Para nada podríamos considerar a esta nueva Suspira un remake. Ambientada, al igual que el lanzamiento de la primera, en 1977, Guadagnino y su guionista David Kajgnaich aprovechan el contexto del otoño alemán durante ese año, cuando Alemania entra en crisis por los hechos que involucraban a la Facción del Ejercito Rojo (RAF, por sus siglas en alemán), para profundizar en los misterios y personajes. Uno de ellos es el arco del antiguo psiquiatra de Pat, el Dr. Josef Klemperer (Tilda Swinton bajo la personificación del personaje), un anciano hombre que aún vive las consecuencias de la Segunda Guerra Mundial por la desaparición de su esposa Anke Meir (Jessica Harper, Susie en la original Suspiria, en un cameo).

Susie es el punto de partida, sin embargo, a diferencia de la cinta de Argento, ella no es la protagonista. En este sentido, la función del Dr. Klemper es investigar al personal docente de la escuela debido a las declaraciones de su paciente desaparecida acerca de que la Academia de Baile Markos es en realidad un coven o aquelarre de brujas. Kempler de manera escéptica cree que se trata más bien de una organización criminal o política, por lo que advierte a quien era amiga de Pat, Sara, cuya confesión y sucesos la harán investigar.

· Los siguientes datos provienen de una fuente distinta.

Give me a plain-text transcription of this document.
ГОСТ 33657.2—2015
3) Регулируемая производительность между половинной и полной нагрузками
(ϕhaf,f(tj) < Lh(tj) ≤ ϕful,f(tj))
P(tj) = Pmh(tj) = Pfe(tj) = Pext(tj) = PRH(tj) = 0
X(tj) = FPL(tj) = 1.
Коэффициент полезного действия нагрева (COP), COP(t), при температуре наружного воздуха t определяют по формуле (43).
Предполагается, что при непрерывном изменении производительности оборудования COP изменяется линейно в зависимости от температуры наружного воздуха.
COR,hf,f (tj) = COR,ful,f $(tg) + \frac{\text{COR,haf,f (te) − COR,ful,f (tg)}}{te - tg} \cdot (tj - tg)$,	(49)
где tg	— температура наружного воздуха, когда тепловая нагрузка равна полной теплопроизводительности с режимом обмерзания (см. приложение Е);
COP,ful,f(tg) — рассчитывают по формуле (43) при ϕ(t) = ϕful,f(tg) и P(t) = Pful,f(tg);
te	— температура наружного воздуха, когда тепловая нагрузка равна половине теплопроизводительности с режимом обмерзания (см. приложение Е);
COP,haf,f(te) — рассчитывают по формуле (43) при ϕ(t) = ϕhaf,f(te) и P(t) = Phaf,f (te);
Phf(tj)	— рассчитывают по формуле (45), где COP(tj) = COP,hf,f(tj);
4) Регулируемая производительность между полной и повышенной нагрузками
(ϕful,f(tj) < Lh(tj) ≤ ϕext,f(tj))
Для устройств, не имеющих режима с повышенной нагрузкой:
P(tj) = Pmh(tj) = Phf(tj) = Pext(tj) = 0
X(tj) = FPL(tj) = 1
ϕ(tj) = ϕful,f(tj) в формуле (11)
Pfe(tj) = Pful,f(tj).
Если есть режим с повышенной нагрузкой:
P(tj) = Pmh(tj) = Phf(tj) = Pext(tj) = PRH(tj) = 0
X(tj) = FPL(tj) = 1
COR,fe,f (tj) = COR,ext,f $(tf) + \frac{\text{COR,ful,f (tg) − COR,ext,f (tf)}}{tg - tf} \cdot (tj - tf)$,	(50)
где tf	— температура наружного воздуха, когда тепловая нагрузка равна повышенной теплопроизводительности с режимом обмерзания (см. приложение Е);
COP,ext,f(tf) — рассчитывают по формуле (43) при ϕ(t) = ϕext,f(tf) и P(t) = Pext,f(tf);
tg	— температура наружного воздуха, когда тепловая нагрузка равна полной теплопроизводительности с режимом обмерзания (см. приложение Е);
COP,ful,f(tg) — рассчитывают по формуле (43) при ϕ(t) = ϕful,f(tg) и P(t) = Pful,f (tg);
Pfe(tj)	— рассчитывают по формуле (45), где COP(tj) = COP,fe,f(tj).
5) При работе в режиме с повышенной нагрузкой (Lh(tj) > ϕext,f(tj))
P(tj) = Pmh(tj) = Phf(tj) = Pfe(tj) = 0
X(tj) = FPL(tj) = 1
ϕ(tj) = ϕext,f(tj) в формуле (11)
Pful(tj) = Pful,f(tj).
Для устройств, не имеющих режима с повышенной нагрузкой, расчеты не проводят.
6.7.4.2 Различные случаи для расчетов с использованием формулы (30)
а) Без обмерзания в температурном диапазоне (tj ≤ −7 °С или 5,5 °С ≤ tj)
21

En la original Suspiria (1977), el secreto se va develando poco a poco manteniendo de esta forma el misterio “escondido”. Guadagnino y su guionista están conscientes que el impacto no iba a ser el mismo (en el caso de que hayamos visto el clásico de Argento), ya no se trata de la revelación del secreto sino de profundizar en él. La película está dividida en 6 capítulos y un epílogo, y desde los primeros sabemos que algo anda mal. El coven tiene un mayor peso en esta nueva versión: vemos la lucha de poder de las brujas, sus interacciones y su influencia con el mundo exterior.

Si bien, como mencionamos, Susie no es la protagonista, sí es la clave que une todo. El personaje se limita a ser una ambiciosa chica que se vuelve la protegida de Madame Blanc (Tilda Swinton, en el único papel sin personificación de los tres que interpreta) en una película que ya toma su propio rumbo. El estilo característico saturado de colores de Argento en Suspiria (1977) no se ve aquí reflejado hasta el demencial clímax: un sangriento y pesadillesco ritual que muestra a la Madre Suspiriorum (también Tilda Swinton) y la lucha de poder entre las brujas en su sentido más explícito, y donde Susie tendrá un rol fundamental.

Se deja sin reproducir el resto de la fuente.